18. The sensor of Claim 17 wherein said first and second conductors are at least partially molded in said base member.

19. The improvement of Claim 18further including a relatively open cage means fixingly mounted in surrounding relation with said fin means and said semiconductor means.

20. The improvement of Claim 19wherein said cage means is formed of a plurality of wires having a generally U-shaped, said wires being joined at the apex of said U-shape.

21. The improvement of Claim 20 wherein said temperature sensor further includes a connector element having a threaded portion for attaching said temperature sensor to a member through which the fluid to be sensed is flowing, said cage assembly being fixingly attached to said connector to enclose at least a portion of said base member said fin means and said semiconductor means.

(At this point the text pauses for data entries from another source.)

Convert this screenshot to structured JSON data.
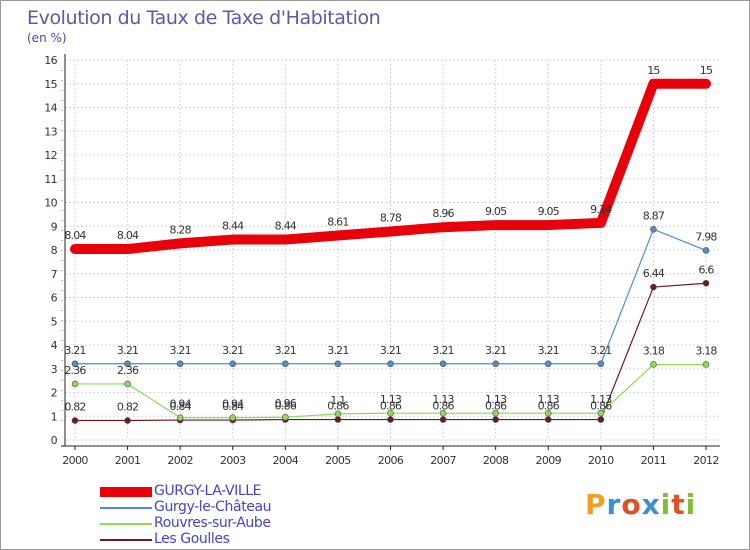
{
  "title": "Evolution du Taux de Taxe d'Habitation",
  "subtitle": "(en %)",
  "logo_text": "Proxiti",
  "chart_data": {
    "type": "line",
    "title": "Evolution du Taux de Taxe d'Habitation",
    "ylabel": "(en %)",
    "xlabel": "",
    "ylim": [
      0,
      16
    ],
    "yticks": [
      0,
      1,
      2,
      3,
      4,
      5,
      6,
      7,
      8,
      9,
      10,
      11,
      12,
      13,
      14,
      15,
      16
    ],
    "categories": [
      "2000",
      "2001",
      "2002",
      "2003",
      "2004",
      "2005",
      "2006",
      "2007",
      "2008",
      "2009",
      "2010",
      "2011",
      "2012"
    ],
    "series": [
      {
        "name": "GURGY-LA-VILLE",
        "color": "#e8000b",
        "values": [
          8.04,
          8.04,
          8.28,
          8.44,
          8.44,
          8.61,
          8.78,
          8.96,
          9.05,
          9.05,
          9.14,
          15,
          15
        ],
        "labels": [
          "8.04",
          "8.04",
          "8.28",
          "8.44",
          "8.44",
          "8.61",
          "8.78",
          "8.96",
          "9.05",
          "9.05",
          "9.14",
          "15",
          "15"
        ]
      },
      {
        "name": "Gurgy-le-Château",
        "color": "#4f8fc9",
        "values": [
          3.21,
          3.21,
          3.21,
          3.21,
          3.21,
          3.21,
          3.21,
          3.21,
          3.21,
          3.21,
          3.21,
          8.87,
          7.98
        ],
        "labels": [
          "3.21",
          "3.21",
          "3.21",
          "3.21",
          "3.21",
          "3.21",
          "3.21",
          "3.21",
          "3.21",
          "3.21",
          "3.21",
          "8.87",
          "7.98"
        ]
      },
      {
        "name": "Rouvres-sur-Aube",
        "color": "#8ed85a",
        "values": [
          2.36,
          2.36,
          0.94,
          0.94,
          0.96,
          1.1,
          1.13,
          1.13,
          1.13,
          1.13,
          1.13,
          3.18,
          3.18
        ],
        "labels": [
          "2.36",
          "2.36",
          "0.94",
          "0.94",
          "0.96",
          "1.1",
          "1.13",
          "1.13",
          "1.13",
          "1.13",
          "1.13",
          "3.18",
          "3.18"
        ]
      },
      {
        "name": "Les Goulles",
        "color": "#6b1c1c",
        "values": [
          0.82,
          0.82,
          0.84,
          0.84,
          0.86,
          0.86,
          0.86,
          0.86,
          0.86,
          0.86,
          0.86,
          6.44,
          6.6
        ],
        "labels": [
          "0.82",
          "0.82",
          "0.84",
          "0.84",
          "0.86",
          "0.86",
          "0.86",
          "0.86",
          "0.86",
          "0.86",
          "0.86",
          "6.44",
          "6.6"
        ]
      }
    ]
  }
}
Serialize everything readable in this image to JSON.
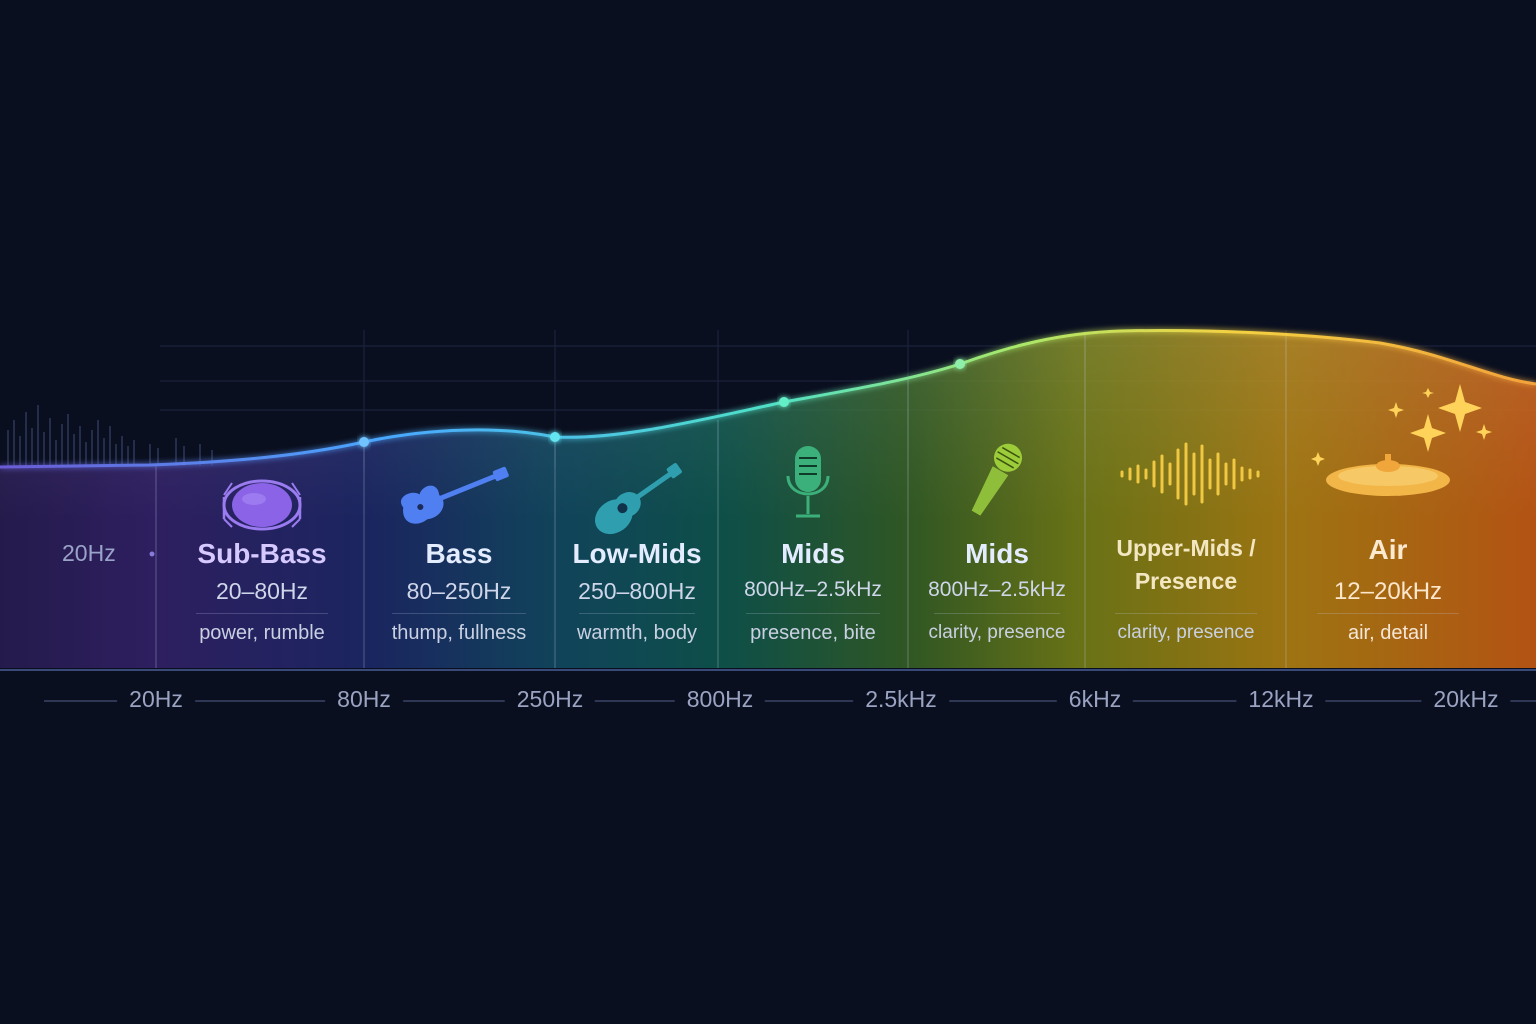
{
  "left_label": "20Hz",
  "bands": [
    {
      "name": "Sub-Bass",
      "range": "20–80Hz",
      "description": "power, rumble",
      "icon": "drum-icon",
      "color": "#8a63e6"
    },
    {
      "name": "Bass",
      "range": "80–250Hz",
      "description": "thump, fullness",
      "icon": "bass-guitar-icon",
      "color": "#4f6fd8"
    },
    {
      "name": "Low-Mids",
      "range": "250–800Hz",
      "description": "warmth, body",
      "icon": "acoustic-guitar-icon",
      "color": "#2f9fb0"
    },
    {
      "name": "Mids",
      "range": "800Hz–2.5kHz",
      "description": "presence, bite",
      "icon": "studio-microphone-icon",
      "color": "#3cb07a"
    },
    {
      "name": "Mids",
      "range": "800Hz–2.5kHz",
      "description": "clarity, presence",
      "icon": "handheld-microphone-icon",
      "color": "#8fbf3a"
    },
    {
      "name": "Upper-Mids / Presence",
      "range": "",
      "description": "clarity, presence",
      "icon": "waveform-icon",
      "color": "#d9b32a"
    },
    {
      "name": "Air",
      "range": "12–20kHz",
      "description": "air, detail",
      "icon": "cymbal-sparkle-icon",
      "color": "#e0902a"
    }
  ],
  "axis_ticks": [
    "20Hz",
    "80Hz",
    "250Hz",
    "800Hz",
    "2.5kHz",
    "6kHz",
    "12kHz",
    "20kHz"
  ]
}
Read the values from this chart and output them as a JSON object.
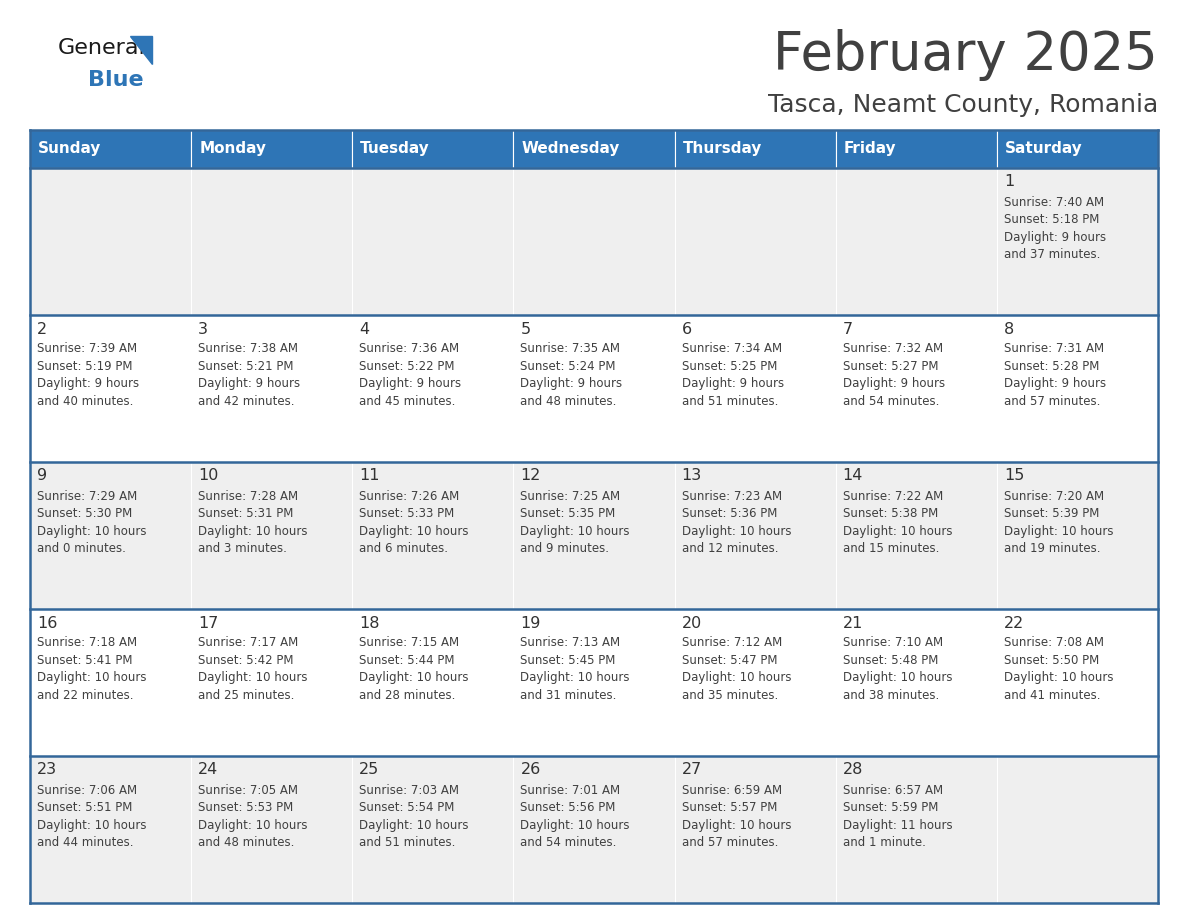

22. The improvement of Claim 21 wherein said connector member is generally circular shaped, said base member being received within the interior of said connector, said connector having a portion thereof swaged to retain said base member within the confines of said connector.

23. The improvement of Claim 22 wherein said fin means is formed with an aperture therein and said first conductor is led through said base member and being bent over into engagement with the surface of said fin means and electrically connected therewith.

24. The improvement of Claim 17 wherein said semiconductor means is deposited on said fin means by thick film techniques.

25. The improvement of Claim 17 wherein said semiconductor means is deposited on said fin means by thin film techniques.

26. The improvement of Claim17 wherein said second conductor is a whisker element in resilient engagement with said semiconductor means.